How Do You Say Your Name?

Miller, Moeller, and Mueller were all pronounced the same when I was a child in the 1940s and 1950s.  The name Tangeman began with the sound of tang and Luedeke started with the sound of “Lee.”  Topp and Poppe sounded like “Tupp” and “Puppy” and Bruns sounded like “Broons.”  These names as well as other names in New Bremen have changed the way they sound and I wonder why.

The change in pronunciation of names in New Bremen seems to have started in the 1970s and may be an attempt of Americanization.  Typically, when German names have been Americanized, the spelling has changed to retain the sound of the name.  An example of this might be Kohl to Cole or Braun to Brown.  The opposite has happened in New Bremen.  The spelling of the German name has been retained and the pronunciation has changed!  That is why we now have Millers and Moellers and Muellers with each vowel taking the English sound.

This pattern of Americanization loses the sound of the name.  The German language has specific rules of pronunciation resulting in German words sounding different from English words.  There are special rules to pronounce the various letter combinations in German such as the diphthongs ai, au, ei, eu and double vowels aa, ee, oo.  In German there is also the umlaut that modifies certain vowels and produces a sound that is impossible to spell in English.  The umlaut refers to the two little dots over the vowel that is being modified.  Originally the umlaut was an “e” written sideways over the vowel and represented a change to the sound of the letter.  The modified vowels can be a, o, and u.  To pronounce these vowels with umlauts it is necessary to get your lips, tongue, and teeth in the position to the sound “ah”, “oh”, or “oo”, but in that position say “ee” instead.  There are no sounds like this in English and this may represent some of the change in pronunciation.  Names like Luedeke, Ruedebusch, and Mueller had an umlaut over the “u” and required the German pronunciation.  English script and typewriters do not have umlauts and thus the “u” was followed by an “e” and eventually the way we say the name has changed.

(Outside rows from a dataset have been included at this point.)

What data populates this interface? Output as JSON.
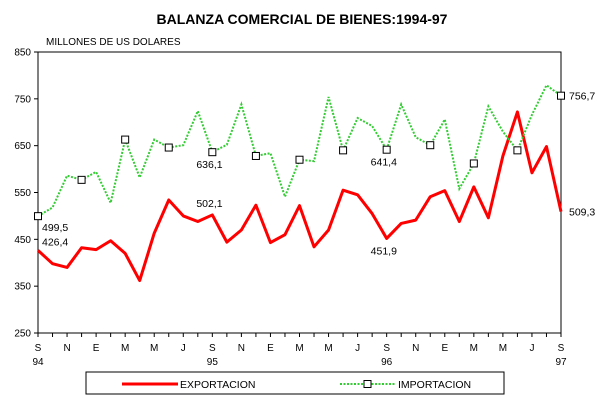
{
  "chart_data": {
    "type": "line",
    "title": "BALANZA COMERCIAL DE BIENES:1994-97",
    "ylabel": "MILLONES DE US DOLARES",
    "ylim": [
      250,
      850
    ],
    "yticks": [
      "250",
      "350",
      "450",
      "550",
      "650",
      "750",
      "850"
    ],
    "xtick_labels": [
      "S",
      "N",
      "E",
      "M",
      "M",
      "J",
      "S",
      "N",
      "E",
      "M",
      "M",
      "J",
      "S",
      "N",
      "E",
      "M",
      "M",
      "J",
      "S"
    ],
    "year_labels": [
      {
        "index": 0,
        "label": "94"
      },
      {
        "index": 6,
        "label": "95"
      },
      {
        "index": 12,
        "label": "96"
      },
      {
        "index": 18,
        "label": "97"
      }
    ],
    "x": [
      "1994-09",
      "1994-10",
      "1994-11",
      "1994-12",
      "1995-01",
      "1995-02",
      "1995-03",
      "1995-04",
      "1995-05",
      "1995-06",
      "1995-07",
      "1995-08",
      "1995-09",
      "1995-10",
      "1995-11",
      "1995-12",
      "1996-01",
      "1996-02",
      "1996-03",
      "1996-04",
      "1996-05",
      "1996-06",
      "1996-07",
      "1996-08",
      "1996-09",
      "1996-10",
      "1996-11",
      "1996-12",
      "1997-01",
      "1997-02",
      "1997-03",
      "1997-04",
      "1997-05",
      "1997-06",
      "1997-07",
      "1997-08",
      "1997-09"
    ],
    "series": [
      {
        "name": "EXPORTACION",
        "color": "#ff0000",
        "values": [
          426.4,
          398,
          390,
          432,
          428,
          447,
          420,
          362,
          463,
          534,
          500,
          488,
          502.1,
          444,
          470,
          523,
          443,
          460,
          522,
          434,
          470,
          555,
          545,
          505,
          451.9,
          484,
          491,
          541,
          554,
          488,
          562,
          496,
          628,
          722,
          592,
          648,
          509.3
        ]
      },
      {
        "name": "IMPORTACION",
        "color": "#33cc33",
        "values": [
          499.5,
          518,
          586,
          577,
          594,
          528,
          663,
          582,
          663,
          646,
          651,
          724,
          636.1,
          652,
          738,
          628,
          634,
          541,
          620,
          617,
          754,
          640,
          709,
          692,
          641.4,
          738,
          668,
          651,
          706,
          558,
          612,
          734,
          680,
          640,
          716,
          779,
          756.7
        ]
      }
    ],
    "annotations": [
      {
        "series": 1,
        "index": 0,
        "text": "499,5",
        "pos": "below-right"
      },
      {
        "series": 0,
        "index": 0,
        "text": "426,4",
        "pos": "above-right"
      },
      {
        "series": 1,
        "index": 12,
        "text": "636,1",
        "pos": "below-left"
      },
      {
        "series": 0,
        "index": 12,
        "text": "502,1",
        "pos": "above-left"
      },
      {
        "series": 1,
        "index": 24,
        "text": "641,4",
        "pos": "below-left"
      },
      {
        "series": 0,
        "index": 24,
        "text": "451,9",
        "pos": "below-left"
      },
      {
        "series": 1,
        "index": 36,
        "text": "756,7",
        "pos": "right"
      },
      {
        "series": 0,
        "index": 36,
        "text": "509,3",
        "pos": "right"
      }
    ],
    "legend_position": "bottom",
    "grid": false
  }
}
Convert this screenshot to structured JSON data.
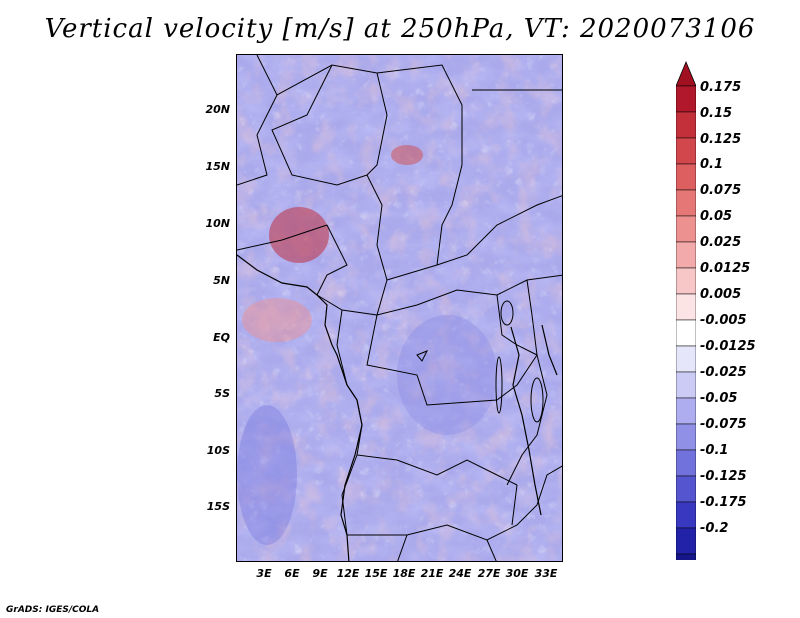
{
  "title": "Vertical velocity [m/s] at 250hPa, VT: 2020073106",
  "credit": "GrADS: IGES/COLA",
  "map": {
    "y_ticks": [
      "20N",
      "15N",
      "10N",
      "5N",
      "EQ",
      "5S",
      "10S",
      "15S"
    ],
    "x_ticks": [
      "3E",
      "6E",
      "9E",
      "12E",
      "15E",
      "18E",
      "21E",
      "24E",
      "27E",
      "30E",
      "33E"
    ],
    "lon_range_deg": [
      0,
      35
    ],
    "lat_range_deg": [
      -20,
      25
    ]
  },
  "colorbar": {
    "labels": [
      "0.175",
      "0.15",
      "0.125",
      "0.1",
      "0.075",
      "0.05",
      "0.025",
      "0.0125",
      "0.005",
      "-0.005",
      "-0.0125",
      "-0.025",
      "-0.05",
      "-0.075",
      "-0.1",
      "-0.125",
      "-0.175",
      "-0.2"
    ],
    "colors": [
      "#b2182b",
      "#c4303a",
      "#d2474c",
      "#de5f5f",
      "#e57777",
      "#ec9090",
      "#f2aaaa",
      "#f7c6c6",
      "#fce4e4",
      "#ffffff",
      "#e6e6fb",
      "#cbcbf5",
      "#adadef",
      "#9090e6",
      "#7272dc",
      "#5555d0",
      "#3838c0",
      "#2222a8",
      "#16168a"
    ],
    "top_arrow_color": "#a01020",
    "bottom_arrow_color": "#10107a"
  }
}
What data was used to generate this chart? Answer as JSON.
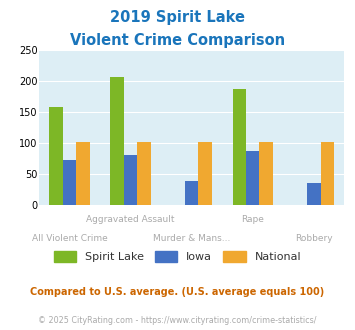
{
  "title_line1": "2019 Spirit Lake",
  "title_line2": "Violent Crime Comparison",
  "categories": [
    "All Violent Crime",
    "Aggravated Assault",
    "Murder & Mans...",
    "Rape",
    "Robbery"
  ],
  "series": {
    "Spirit Lake": [
      157,
      205,
      0,
      186,
      0
    ],
    "Iowa": [
      72,
      80,
      38,
      87,
      35
    ],
    "National": [
      101,
      101,
      101,
      101,
      101
    ]
  },
  "colors": {
    "Spirit Lake": "#7db726",
    "Iowa": "#4472c4",
    "National": "#f0a830"
  },
  "ylim": [
    0,
    250
  ],
  "yticks": [
    0,
    50,
    100,
    150,
    200,
    250
  ],
  "background_color": "#ddeef5",
  "title_color": "#1a75bb",
  "footnote1": "Compared to U.S. average. (U.S. average equals 100)",
  "footnote2": "© 2025 CityRating.com - https://www.cityrating.com/crime-statistics/",
  "footnote1_color": "#cc6600",
  "footnote2_color": "#aaaaaa",
  "footnote2_link_color": "#4472c4",
  "xtick_row1": [
    "",
    "Aggravated Assault",
    "",
    "Rape",
    ""
  ],
  "xtick_row2": [
    "All Violent Crime",
    "",
    "Murder & Mans...",
    "",
    "Robbery"
  ]
}
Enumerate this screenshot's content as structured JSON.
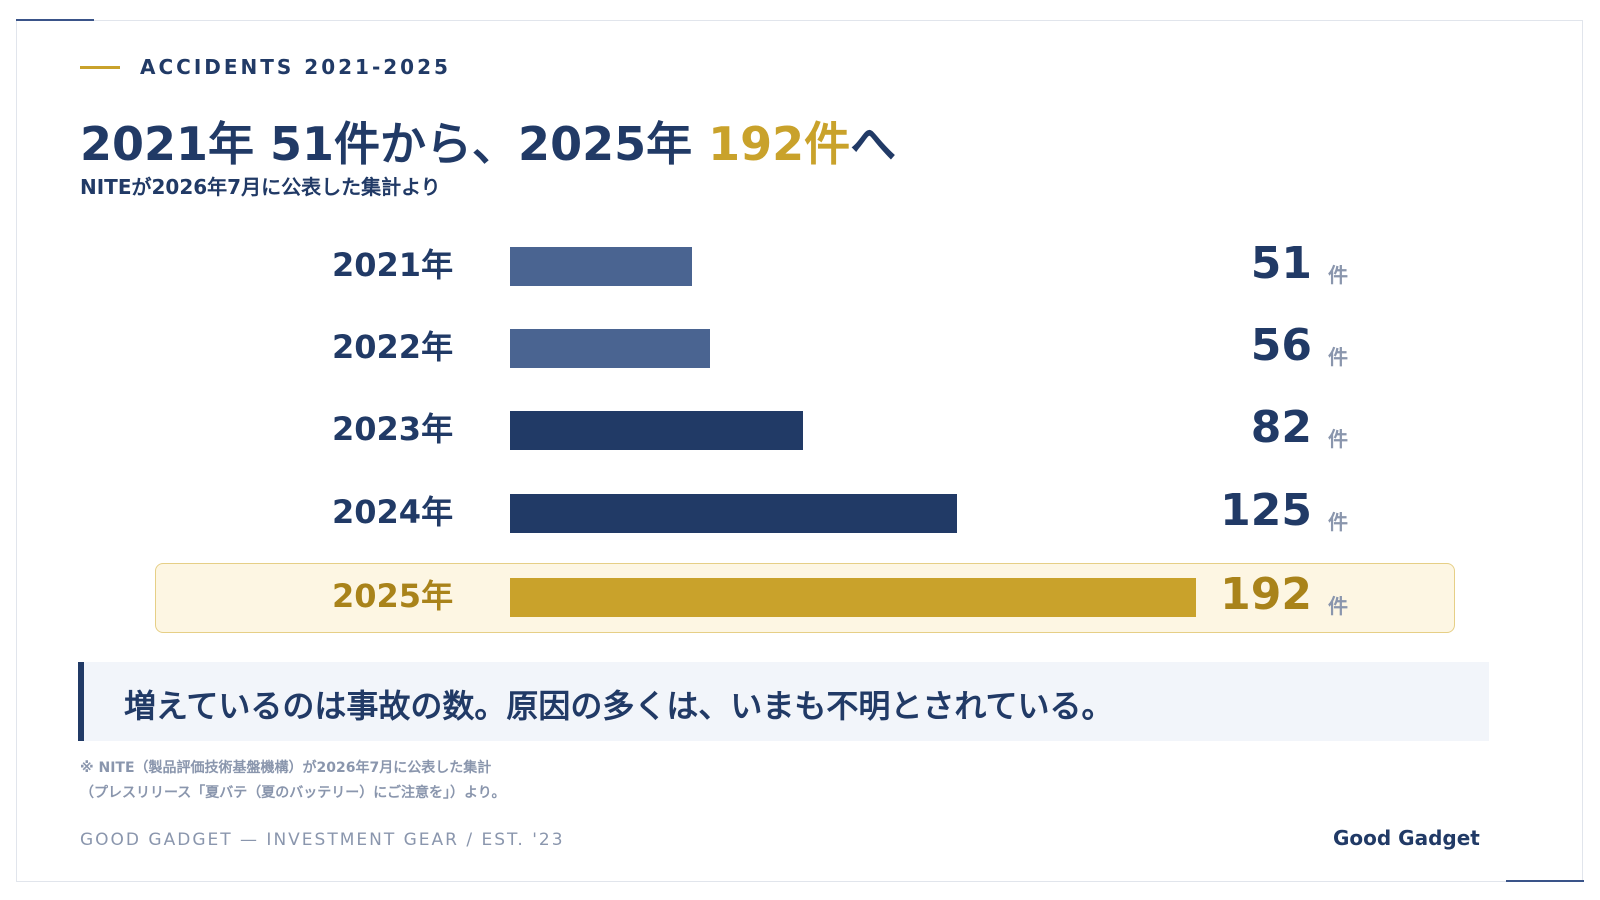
{
  "eyebrow": "ACCIDENTS 2021-2025",
  "title": {
    "part1": "2021年 51件から、2025年 ",
    "accent": "192件",
    "part2": "へ"
  },
  "subtitle": "NITEが2026年7月に公表した集計より",
  "chart_data": {
    "type": "bar",
    "orientation": "horizontal",
    "categories": [
      "2021年",
      "2022年",
      "2023年",
      "2024年",
      "2025年"
    ],
    "values": [
      51,
      56,
      82,
      125,
      192
    ],
    "value_labels": [
      "51",
      "56",
      "82",
      "125",
      "192"
    ],
    "unit": "件",
    "highlight_index": 4,
    "colors": {
      "light": "#4a6491",
      "dark": "#213a66",
      "highlight": "#c9a22b",
      "highlight_bg": "#fdf6e3"
    },
    "bar_colors": [
      "light",
      "light",
      "dark",
      "dark",
      "highlight"
    ]
  },
  "callout": "増えているのは事故の数。原因の多くは、いまも不明とされている。",
  "notes": [
    "※ NITE（製品評価技術基盤機構）が2026年7月に公表した集計",
    "（プレスリリース「夏バテ（夏のバッテリー）にご注意を」）より。"
  ],
  "footer": "GOOD GADGET — INVESTMENT GEAR / EST. '23",
  "brand": "Good Gadget"
}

The Americanization of the names may also be due to the absence of the spoken German language over the past three to four decades.  German was not taught in the public school in the 1940s, 1950s, and 1960s.  Most of our grandparents spoke German and it was quite common that German was the first language in the home in the early part of the century.  My mother learned to speak German when she married my father and moved to the family farm with his parents in the 1930s.  Even the family dog “Pete” only responded to German commands.  Paul Lietz often told the story about his first grade experience in the 1920s and his inability to speak English.  His teacher pretended not to understand his pleas in German to go home, thus he spent many hours looking out of the schoolhouse window and crying.

I remember hearing German spoken at family gatherings.  The family often switched to German when they did not want the children to understand what they were saying.  My cousin, Edythe (Conradi) Henschen, often served as translator because she had learned German from her grandmother.  I also remember many people in the 1950s greeting Marge (Scheer) Howell at the IGA in German. 

But the 1950s also brought a decline in the interest of a second language in New Bremen.  There was an increase in jobs, prosperity, births after the war and an increase in the Americanization of the children.  We read books about Dick, Jane, and Sally and there was no hint of ethnic heritage.  It was not until the racial unrest of the sixties and the emerging black pride that led to a re-examination of cultural heritage and our German pride.  The New Bremen Historic Association, Bremenfest, and Octoberfest in Minster are examples of this.

We still have many German names in this area in spite of how we say them.  There are some deeper qualities, though, that I admire.  The well manicured lawns and fields, everything neatly in its place, pride in a job well done and help to those who need it.  These characteristics will outlast the superficiality of names.  Oh, by the way, my name is "Con-rah-dee", what’s yours?